In October, the South Korean military dismantled a 59-foot Christmas tower at the same site on the border northwest of Seoul, saying that the decades-old structure, which was topped by a cross, was so rusty that it had become a safety hazard. But the move angered conservative Christians and anti-North Korean activists in the South, who called it tantamount to capitulating to Pyongyang’s threats to strike the tower with artillery.
For years, the steel tower, built on a hilltop, had been illuminated during the holiday season with Christmas lights visible from North Korea, where religious freedom is repressed. It was part of the back-and-forth propaganda messaging at the border that both Koreas engaged in, especially during the Cold War.

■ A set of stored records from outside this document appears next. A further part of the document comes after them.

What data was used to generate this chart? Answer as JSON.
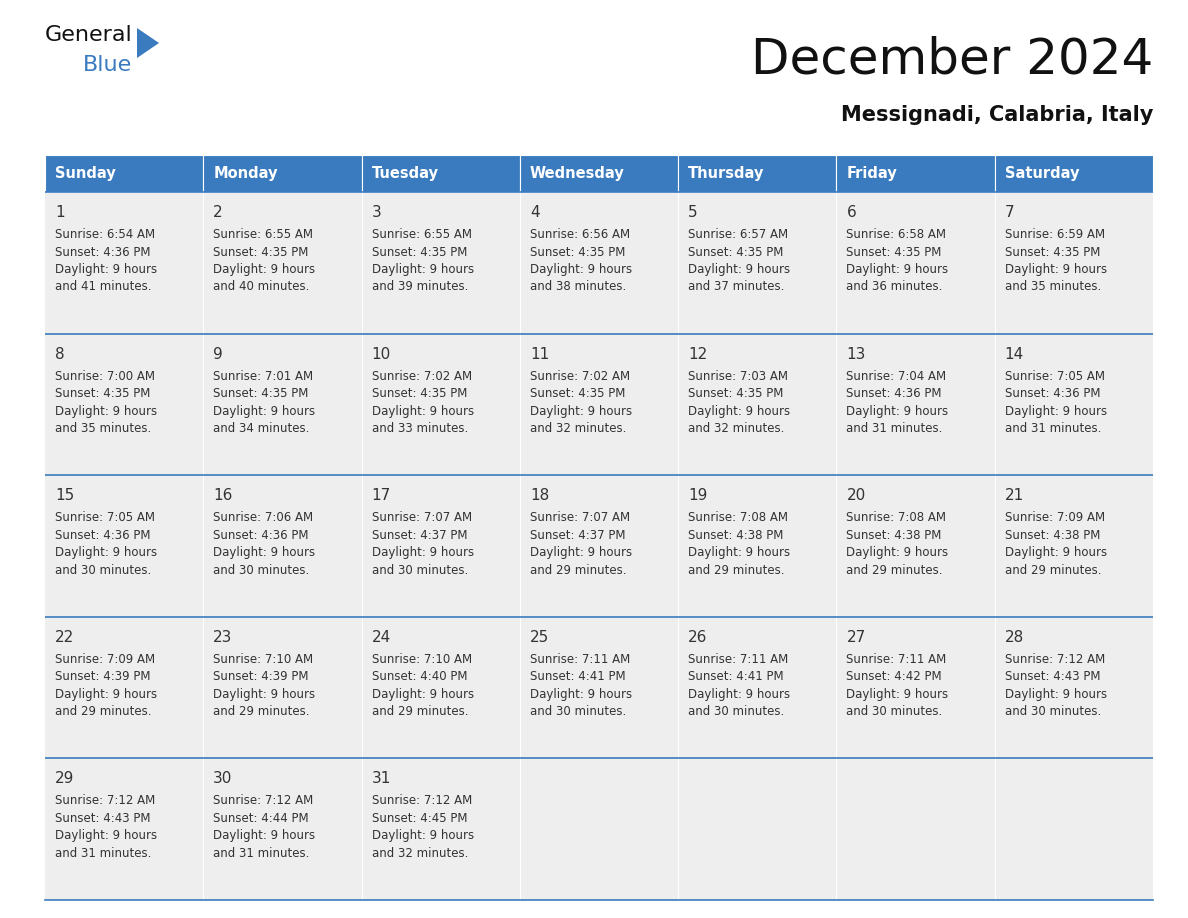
{
  "title": "December 2024",
  "subtitle": "Messignadi, Calabria, Italy",
  "header_color": "#3a7bbf",
  "header_text_color": "#ffffff",
  "cell_bg_color": "#eeeeee",
  "border_color": "#3a7bbf",
  "text_color": "#333333",
  "days_of_week": [
    "Sunday",
    "Monday",
    "Tuesday",
    "Wednesday",
    "Thursday",
    "Friday",
    "Saturday"
  ],
  "calendar_data": [
    [
      {
        "day": 1,
        "sunrise": "6:54 AM",
        "sunset": "4:36 PM",
        "daylight": "9 hours and 41 minutes."
      },
      {
        "day": 2,
        "sunrise": "6:55 AM",
        "sunset": "4:35 PM",
        "daylight": "9 hours and 40 minutes."
      },
      {
        "day": 3,
        "sunrise": "6:55 AM",
        "sunset": "4:35 PM",
        "daylight": "9 hours and 39 minutes."
      },
      {
        "day": 4,
        "sunrise": "6:56 AM",
        "sunset": "4:35 PM",
        "daylight": "9 hours and 38 minutes."
      },
      {
        "day": 5,
        "sunrise": "6:57 AM",
        "sunset": "4:35 PM",
        "daylight": "9 hours and 37 minutes."
      },
      {
        "day": 6,
        "sunrise": "6:58 AM",
        "sunset": "4:35 PM",
        "daylight": "9 hours and 36 minutes."
      },
      {
        "day": 7,
        "sunrise": "6:59 AM",
        "sunset": "4:35 PM",
        "daylight": "9 hours and 35 minutes."
      }
    ],
    [
      {
        "day": 8,
        "sunrise": "7:00 AM",
        "sunset": "4:35 PM",
        "daylight": "9 hours and 35 minutes."
      },
      {
        "day": 9,
        "sunrise": "7:01 AM",
        "sunset": "4:35 PM",
        "daylight": "9 hours and 34 minutes."
      },
      {
        "day": 10,
        "sunrise": "7:02 AM",
        "sunset": "4:35 PM",
        "daylight": "9 hours and 33 minutes."
      },
      {
        "day": 11,
        "sunrise": "7:02 AM",
        "sunset": "4:35 PM",
        "daylight": "9 hours and 32 minutes."
      },
      {
        "day": 12,
        "sunrise": "7:03 AM",
        "sunset": "4:35 PM",
        "daylight": "9 hours and 32 minutes."
      },
      {
        "day": 13,
        "sunrise": "7:04 AM",
        "sunset": "4:36 PM",
        "daylight": "9 hours and 31 minutes."
      },
      {
        "day": 14,
        "sunrise": "7:05 AM",
        "sunset": "4:36 PM",
        "daylight": "9 hours and 31 minutes."
      }
    ],
    [
      {
        "day": 15,
        "sunrise": "7:05 AM",
        "sunset": "4:36 PM",
        "daylight": "9 hours and 30 minutes."
      },
      {
        "day": 16,
        "sunrise": "7:06 AM",
        "sunset": "4:36 PM",
        "daylight": "9 hours and 30 minutes."
      },
      {
        "day": 17,
        "sunrise": "7:07 AM",
        "sunset": "4:37 PM",
        "daylight": "9 hours and 30 minutes."
      },
      {
        "day": 18,
        "sunrise": "7:07 AM",
        "sunset": "4:37 PM",
        "daylight": "9 hours and 29 minutes."
      },
      {
        "day": 19,
        "sunrise": "7:08 AM",
        "sunset": "4:38 PM",
        "daylight": "9 hours and 29 minutes."
      },
      {
        "day": 20,
        "sunrise": "7:08 AM",
        "sunset": "4:38 PM",
        "daylight": "9 hours and 29 minutes."
      },
      {
        "day": 21,
        "sunrise": "7:09 AM",
        "sunset": "4:38 PM",
        "daylight": "9 hours and 29 minutes."
      }
    ],
    [
      {
        "day": 22,
        "sunrise": "7:09 AM",
        "sunset": "4:39 PM",
        "daylight": "9 hours and 29 minutes."
      },
      {
        "day": 23,
        "sunrise": "7:10 AM",
        "sunset": "4:39 PM",
        "daylight": "9 hours and 29 minutes."
      },
      {
        "day": 24,
        "sunrise": "7:10 AM",
        "sunset": "4:40 PM",
        "daylight": "9 hours and 29 minutes."
      },
      {
        "day": 25,
        "sunrise": "7:11 AM",
        "sunset": "4:41 PM",
        "daylight": "9 hours and 30 minutes."
      },
      {
        "day": 26,
        "sunrise": "7:11 AM",
        "sunset": "4:41 PM",
        "daylight": "9 hours and 30 minutes."
      },
      {
        "day": 27,
        "sunrise": "7:11 AM",
        "sunset": "4:42 PM",
        "daylight": "9 hours and 30 minutes."
      },
      {
        "day": 28,
        "sunrise": "7:12 AM",
        "sunset": "4:43 PM",
        "daylight": "9 hours and 30 minutes."
      }
    ],
    [
      {
        "day": 29,
        "sunrise": "7:12 AM",
        "sunset": "4:43 PM",
        "daylight": "9 hours and 31 minutes."
      },
      {
        "day": 30,
        "sunrise": "7:12 AM",
        "sunset": "4:44 PM",
        "daylight": "9 hours and 31 minutes."
      },
      {
        "day": 31,
        "sunrise": "7:12 AM",
        "sunset": "4:45 PM",
        "daylight": "9 hours and 32 minutes."
      },
      null,
      null,
      null,
      null
    ]
  ],
  "logo_text1": "General",
  "logo_text2": "Blue",
  "logo_color1": "#111111",
  "logo_color2": "#3a7bbf",
  "logo_triangle_color": "#3a7bbf",
  "title_fontsize": 36,
  "subtitle_fontsize": 15,
  "header_fontsize": 10.5,
  "day_num_fontsize": 11,
  "cell_text_fontsize": 8.5
}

On Tuesday, the Defense Ministry said it had accepted a request from the Christian Council of Korea to build a temporary Christmas tower at the site where the old one had stood. The new tower will be illuminated from Dec. 23 to Jan. 6, the ministry said.
"We accepted the request to protect religious activities and to honor the group’s wish to illuminate the tower in hopes of peace on the Korean Peninsula," said Kim Min-seok, a spokesman for the ministry.